Death metal

3 mins read

Tata’s decision to axe 1,050 jobs in a UK steel market saturated with cheap Chinese imports threatens the future of the entire UK manufacturing family says Gareth Stace, director of UK Steel

Politicians of all persuasions, have in recent months spoken of the importance of the steel industry with the PM describing our sector as “vital” and the business minister going further by saying the UK steel industry as one of the core things a country needs that it couldn’t possibly live without.

The steel sector is the foundation of many manufacturing supply chains, including aerospace, automotive, defence and construction. It is at the forefront of groundbreaking innovation, it is committed to sustainability, it is a significant provider of high quality apprenticeships, and it provides a substantial contribution to the UK economy.

The prospects of future growth has been severely damaged by the irrevocable loss of capacity and skills and the costs involved of reopening many of the facilities is unrealistic. Steel plants cannot just be turned on one morning, if demand returns, or the flood of current imports stops.

Steel covers a much wider range of grades and qualities than most bulk commodities and the supply chain in the UK is not solely interested in lowest cost, but value. For example quality costs/benefits of products, energy and water management, the full costs associated with transport and delivery, lead times, and risk to name but a few examples.

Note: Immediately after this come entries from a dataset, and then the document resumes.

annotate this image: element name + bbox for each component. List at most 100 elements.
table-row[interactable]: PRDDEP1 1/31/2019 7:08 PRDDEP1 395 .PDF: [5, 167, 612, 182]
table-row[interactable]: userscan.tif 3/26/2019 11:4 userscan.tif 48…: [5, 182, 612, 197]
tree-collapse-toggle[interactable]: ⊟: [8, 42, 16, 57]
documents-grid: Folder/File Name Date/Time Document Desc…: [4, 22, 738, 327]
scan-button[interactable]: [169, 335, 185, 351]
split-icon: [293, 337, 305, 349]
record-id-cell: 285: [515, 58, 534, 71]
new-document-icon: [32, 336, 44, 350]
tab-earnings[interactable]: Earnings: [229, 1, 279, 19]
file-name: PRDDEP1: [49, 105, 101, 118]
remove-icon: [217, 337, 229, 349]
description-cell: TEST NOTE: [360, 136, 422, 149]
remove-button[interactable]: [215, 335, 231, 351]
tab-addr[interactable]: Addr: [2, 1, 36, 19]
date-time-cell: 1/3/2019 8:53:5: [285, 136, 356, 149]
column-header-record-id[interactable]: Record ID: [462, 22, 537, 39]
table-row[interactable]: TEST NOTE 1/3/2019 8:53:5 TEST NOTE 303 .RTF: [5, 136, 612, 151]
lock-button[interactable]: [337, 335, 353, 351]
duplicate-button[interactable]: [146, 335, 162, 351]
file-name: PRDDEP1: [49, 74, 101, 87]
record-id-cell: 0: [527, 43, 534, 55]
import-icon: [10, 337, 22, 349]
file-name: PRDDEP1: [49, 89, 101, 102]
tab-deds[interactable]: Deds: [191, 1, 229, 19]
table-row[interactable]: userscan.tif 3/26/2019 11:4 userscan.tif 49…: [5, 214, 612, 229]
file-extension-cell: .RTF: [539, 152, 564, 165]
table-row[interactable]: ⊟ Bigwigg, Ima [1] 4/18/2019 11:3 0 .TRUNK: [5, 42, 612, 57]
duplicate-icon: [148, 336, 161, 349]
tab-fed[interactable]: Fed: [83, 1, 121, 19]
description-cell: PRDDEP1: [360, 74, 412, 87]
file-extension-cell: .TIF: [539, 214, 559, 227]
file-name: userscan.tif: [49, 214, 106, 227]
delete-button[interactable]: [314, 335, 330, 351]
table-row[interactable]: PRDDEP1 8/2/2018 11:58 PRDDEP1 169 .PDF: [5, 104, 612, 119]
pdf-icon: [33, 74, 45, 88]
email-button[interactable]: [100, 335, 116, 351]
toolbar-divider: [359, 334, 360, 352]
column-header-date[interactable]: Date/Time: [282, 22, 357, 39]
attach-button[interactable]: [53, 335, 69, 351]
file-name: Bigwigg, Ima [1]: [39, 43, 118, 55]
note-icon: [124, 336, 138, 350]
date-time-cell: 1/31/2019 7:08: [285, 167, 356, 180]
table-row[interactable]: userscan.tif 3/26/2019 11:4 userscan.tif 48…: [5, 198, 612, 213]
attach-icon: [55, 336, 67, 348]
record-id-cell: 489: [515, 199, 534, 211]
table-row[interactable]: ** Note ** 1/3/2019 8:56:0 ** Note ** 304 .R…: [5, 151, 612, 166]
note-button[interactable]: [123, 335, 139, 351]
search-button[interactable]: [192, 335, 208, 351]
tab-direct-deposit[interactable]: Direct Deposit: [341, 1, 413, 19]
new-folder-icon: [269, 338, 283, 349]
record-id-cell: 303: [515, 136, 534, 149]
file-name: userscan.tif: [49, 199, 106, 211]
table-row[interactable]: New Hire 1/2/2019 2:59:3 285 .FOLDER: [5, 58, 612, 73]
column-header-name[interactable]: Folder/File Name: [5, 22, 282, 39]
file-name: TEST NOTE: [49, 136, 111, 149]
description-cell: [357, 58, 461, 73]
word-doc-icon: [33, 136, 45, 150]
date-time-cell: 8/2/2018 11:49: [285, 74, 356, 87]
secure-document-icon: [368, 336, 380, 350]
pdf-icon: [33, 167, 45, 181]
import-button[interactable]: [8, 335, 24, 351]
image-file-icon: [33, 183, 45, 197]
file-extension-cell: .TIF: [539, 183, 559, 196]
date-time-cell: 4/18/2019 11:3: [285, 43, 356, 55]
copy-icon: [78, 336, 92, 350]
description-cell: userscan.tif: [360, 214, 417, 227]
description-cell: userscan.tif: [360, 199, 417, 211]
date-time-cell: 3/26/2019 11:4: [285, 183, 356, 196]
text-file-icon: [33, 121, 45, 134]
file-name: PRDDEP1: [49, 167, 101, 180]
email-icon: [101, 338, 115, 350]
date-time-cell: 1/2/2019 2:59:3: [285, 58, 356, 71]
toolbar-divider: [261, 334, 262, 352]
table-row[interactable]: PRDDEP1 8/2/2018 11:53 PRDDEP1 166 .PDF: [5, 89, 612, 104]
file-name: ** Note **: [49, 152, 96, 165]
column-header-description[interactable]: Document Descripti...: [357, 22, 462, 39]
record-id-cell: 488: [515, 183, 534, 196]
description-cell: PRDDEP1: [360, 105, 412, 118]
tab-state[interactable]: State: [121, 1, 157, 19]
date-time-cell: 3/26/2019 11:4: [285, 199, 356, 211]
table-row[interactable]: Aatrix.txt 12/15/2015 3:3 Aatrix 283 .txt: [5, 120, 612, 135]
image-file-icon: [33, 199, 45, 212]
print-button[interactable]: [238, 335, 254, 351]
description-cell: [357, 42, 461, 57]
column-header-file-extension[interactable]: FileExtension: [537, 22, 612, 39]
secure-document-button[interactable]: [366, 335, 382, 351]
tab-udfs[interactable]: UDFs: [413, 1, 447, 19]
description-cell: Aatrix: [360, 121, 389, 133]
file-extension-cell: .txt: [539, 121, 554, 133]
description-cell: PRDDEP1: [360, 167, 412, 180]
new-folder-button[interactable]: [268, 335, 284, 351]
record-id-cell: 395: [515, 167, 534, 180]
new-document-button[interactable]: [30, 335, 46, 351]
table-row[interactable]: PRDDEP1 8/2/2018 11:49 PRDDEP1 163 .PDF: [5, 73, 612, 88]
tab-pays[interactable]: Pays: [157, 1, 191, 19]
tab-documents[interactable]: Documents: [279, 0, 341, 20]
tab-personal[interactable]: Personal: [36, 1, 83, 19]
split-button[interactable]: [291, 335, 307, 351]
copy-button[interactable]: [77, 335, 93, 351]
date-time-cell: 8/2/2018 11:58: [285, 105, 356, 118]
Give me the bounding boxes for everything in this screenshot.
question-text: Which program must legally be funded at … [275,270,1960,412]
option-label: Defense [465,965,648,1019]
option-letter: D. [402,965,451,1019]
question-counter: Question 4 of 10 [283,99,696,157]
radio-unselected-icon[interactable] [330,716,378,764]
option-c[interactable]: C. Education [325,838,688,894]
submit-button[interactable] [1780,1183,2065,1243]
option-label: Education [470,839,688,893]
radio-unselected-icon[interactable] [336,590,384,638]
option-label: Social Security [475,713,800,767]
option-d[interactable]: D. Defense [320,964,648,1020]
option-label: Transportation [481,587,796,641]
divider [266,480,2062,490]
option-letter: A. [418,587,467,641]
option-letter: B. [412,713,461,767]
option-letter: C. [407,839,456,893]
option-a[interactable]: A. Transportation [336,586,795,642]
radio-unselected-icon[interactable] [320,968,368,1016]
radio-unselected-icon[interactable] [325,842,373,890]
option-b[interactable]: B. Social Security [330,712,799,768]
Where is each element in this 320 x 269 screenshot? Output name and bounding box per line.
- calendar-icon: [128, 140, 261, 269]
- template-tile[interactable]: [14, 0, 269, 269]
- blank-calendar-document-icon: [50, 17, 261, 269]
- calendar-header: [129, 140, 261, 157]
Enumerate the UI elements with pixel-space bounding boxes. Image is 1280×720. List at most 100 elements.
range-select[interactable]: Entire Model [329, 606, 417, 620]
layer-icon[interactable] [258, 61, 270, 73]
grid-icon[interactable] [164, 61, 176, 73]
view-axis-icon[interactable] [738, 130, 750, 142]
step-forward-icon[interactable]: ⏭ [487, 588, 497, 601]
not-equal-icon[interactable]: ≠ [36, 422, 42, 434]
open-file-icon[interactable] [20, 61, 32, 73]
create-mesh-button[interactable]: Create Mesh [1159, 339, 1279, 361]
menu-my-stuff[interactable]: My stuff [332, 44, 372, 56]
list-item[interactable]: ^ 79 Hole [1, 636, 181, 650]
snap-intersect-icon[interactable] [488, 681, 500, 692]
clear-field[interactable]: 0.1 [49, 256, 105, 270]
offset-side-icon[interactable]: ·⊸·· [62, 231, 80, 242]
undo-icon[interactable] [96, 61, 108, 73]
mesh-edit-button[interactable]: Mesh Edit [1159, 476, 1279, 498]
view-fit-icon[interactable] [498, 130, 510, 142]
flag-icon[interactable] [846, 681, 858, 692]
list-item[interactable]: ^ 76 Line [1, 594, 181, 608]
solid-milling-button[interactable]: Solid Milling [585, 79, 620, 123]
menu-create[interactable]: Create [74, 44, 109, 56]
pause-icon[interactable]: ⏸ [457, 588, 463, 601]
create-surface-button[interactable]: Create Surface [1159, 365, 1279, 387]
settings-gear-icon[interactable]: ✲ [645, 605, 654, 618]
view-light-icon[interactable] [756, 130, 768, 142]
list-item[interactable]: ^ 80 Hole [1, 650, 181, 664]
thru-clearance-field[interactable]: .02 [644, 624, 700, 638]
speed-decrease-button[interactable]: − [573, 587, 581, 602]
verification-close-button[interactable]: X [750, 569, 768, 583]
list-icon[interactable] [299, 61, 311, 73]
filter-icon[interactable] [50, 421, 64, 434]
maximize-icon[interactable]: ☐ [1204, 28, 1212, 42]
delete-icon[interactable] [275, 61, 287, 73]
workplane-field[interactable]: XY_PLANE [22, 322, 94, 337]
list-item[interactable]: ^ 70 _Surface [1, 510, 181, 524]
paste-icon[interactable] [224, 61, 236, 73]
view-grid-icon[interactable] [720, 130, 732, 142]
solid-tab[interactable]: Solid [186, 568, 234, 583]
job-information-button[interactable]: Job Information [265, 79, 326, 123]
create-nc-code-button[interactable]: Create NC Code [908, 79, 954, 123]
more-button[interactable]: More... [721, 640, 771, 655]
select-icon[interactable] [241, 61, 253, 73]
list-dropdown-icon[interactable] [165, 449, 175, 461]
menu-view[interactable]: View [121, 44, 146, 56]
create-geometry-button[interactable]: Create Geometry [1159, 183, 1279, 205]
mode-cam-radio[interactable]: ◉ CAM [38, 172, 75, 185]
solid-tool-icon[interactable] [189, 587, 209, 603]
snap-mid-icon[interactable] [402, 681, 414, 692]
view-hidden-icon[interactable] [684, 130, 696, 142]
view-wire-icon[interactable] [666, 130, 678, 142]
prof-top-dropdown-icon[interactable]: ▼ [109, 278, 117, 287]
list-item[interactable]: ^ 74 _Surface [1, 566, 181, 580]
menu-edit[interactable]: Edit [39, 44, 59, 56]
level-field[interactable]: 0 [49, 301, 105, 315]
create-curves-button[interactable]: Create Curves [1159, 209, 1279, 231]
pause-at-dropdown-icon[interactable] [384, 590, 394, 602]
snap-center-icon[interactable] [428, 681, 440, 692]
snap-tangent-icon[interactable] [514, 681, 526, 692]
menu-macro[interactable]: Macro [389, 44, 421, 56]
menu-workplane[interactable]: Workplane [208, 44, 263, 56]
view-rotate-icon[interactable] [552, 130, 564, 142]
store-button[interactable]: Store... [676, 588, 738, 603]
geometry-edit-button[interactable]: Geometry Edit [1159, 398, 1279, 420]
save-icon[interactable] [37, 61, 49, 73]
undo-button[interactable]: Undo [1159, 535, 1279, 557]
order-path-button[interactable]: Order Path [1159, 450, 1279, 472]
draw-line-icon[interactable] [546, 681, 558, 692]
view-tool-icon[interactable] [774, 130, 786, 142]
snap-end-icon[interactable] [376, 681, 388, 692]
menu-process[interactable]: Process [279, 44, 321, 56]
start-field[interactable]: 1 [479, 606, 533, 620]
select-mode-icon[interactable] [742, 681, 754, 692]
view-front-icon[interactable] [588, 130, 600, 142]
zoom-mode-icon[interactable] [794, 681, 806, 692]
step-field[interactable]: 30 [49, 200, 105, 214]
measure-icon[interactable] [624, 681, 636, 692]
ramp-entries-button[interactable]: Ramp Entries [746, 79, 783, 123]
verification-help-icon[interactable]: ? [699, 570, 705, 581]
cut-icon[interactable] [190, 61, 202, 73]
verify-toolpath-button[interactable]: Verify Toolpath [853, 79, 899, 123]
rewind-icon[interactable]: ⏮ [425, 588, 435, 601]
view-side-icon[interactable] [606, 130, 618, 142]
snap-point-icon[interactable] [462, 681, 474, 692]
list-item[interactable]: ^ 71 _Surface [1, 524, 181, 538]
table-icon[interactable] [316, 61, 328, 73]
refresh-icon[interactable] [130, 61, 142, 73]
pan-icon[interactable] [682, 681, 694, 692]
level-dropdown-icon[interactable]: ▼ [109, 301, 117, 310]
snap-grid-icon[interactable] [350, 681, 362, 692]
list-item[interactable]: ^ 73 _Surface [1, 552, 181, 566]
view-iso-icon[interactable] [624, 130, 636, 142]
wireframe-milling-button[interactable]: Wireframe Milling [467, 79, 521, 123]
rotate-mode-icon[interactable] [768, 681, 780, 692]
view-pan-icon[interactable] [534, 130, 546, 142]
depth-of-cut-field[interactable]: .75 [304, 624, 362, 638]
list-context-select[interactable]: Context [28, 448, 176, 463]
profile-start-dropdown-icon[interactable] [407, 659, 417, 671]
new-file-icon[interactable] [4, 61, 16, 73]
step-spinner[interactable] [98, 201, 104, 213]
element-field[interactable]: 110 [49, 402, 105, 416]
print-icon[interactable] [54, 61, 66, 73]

If our ability to produce steel is diminished, a number of these areas, which our manufacturing supply chain and government find intrinsically important, will be lost.

The impact from China cannot be underestimated and is a glimpse into the future, for not only steel, but for other strategically important sectors, including those further along the supply chain.

I believe strongly that the UK can compete in a free market,. However this is not the current situation we find ourselves in, with losses of China’s 101 biggest steel firms coming in at $11 billion dollars in the first ten months of 2015. This signifies close to $34 of losses for every tonne of crude steel produced. In any other country, there would be significant site closures, however this is not the case in China. It could be argued that there are many steel companies in China that its government may view as ‘too big to fail’ and therefore are supported to supply onto the global market ‘at less than adequate remuneration’.

If China’s demand for steel increases, it would be foolish to suggest that they will continue to export at levels to meet future European demand. Quality requirements in the UK will be not be satisfied if there is no or very limited production.

The argument that the bad news about steel will not spread further down the supply chain, is foolishly short sighted. The slow burn throughout these strategically important supply chains will continue. It is of serious concern that large swathes of our manufacturing industries may be unable to source the steel needed to produce products that we are not only global leaders in producing, but also items that are of such strategic importance to our energy and security needs.

A recent survey of manufacturing companies asked what the biggest risks to growth were in 2016. Companies cited see-saw exchange rates, economic volatility in major markets, upward pressure on business costs, and access to external finance. These are all risks which the steel industry has long been concerned about and which are hitting the industry all at once – a toxic cocktail of conditions. If other sectors follow the trend of steel, then the next year signifies a challenging and uncertain time for everyone in UK manufacturing.

4 ways the government must help

1)Stop Chinese dumping: ministers must push the European Commission to clamp down on a flood of cheap Chinese steel into Europe. Around 70% of Chinese producers are propped up by state subsidises and lose an estimated $34 per tonne. The situation could worsen if China is granted Market Economic Status by the EU.

2)Bring down business rates: UK business rates are up to ten times higher than those paid in competitors in France and China says UK Steel.

3)Buy British: the government must ensure that all major procurement projects source homemade steel. It would be a “national disgrace” if projects like Hinkley Point nuclear power station are constructed with foreign says UK Steel.

4)Skills and innovation subsidy: the government should co-invest with operators looking to bring new innovations to market or upskill their workforces.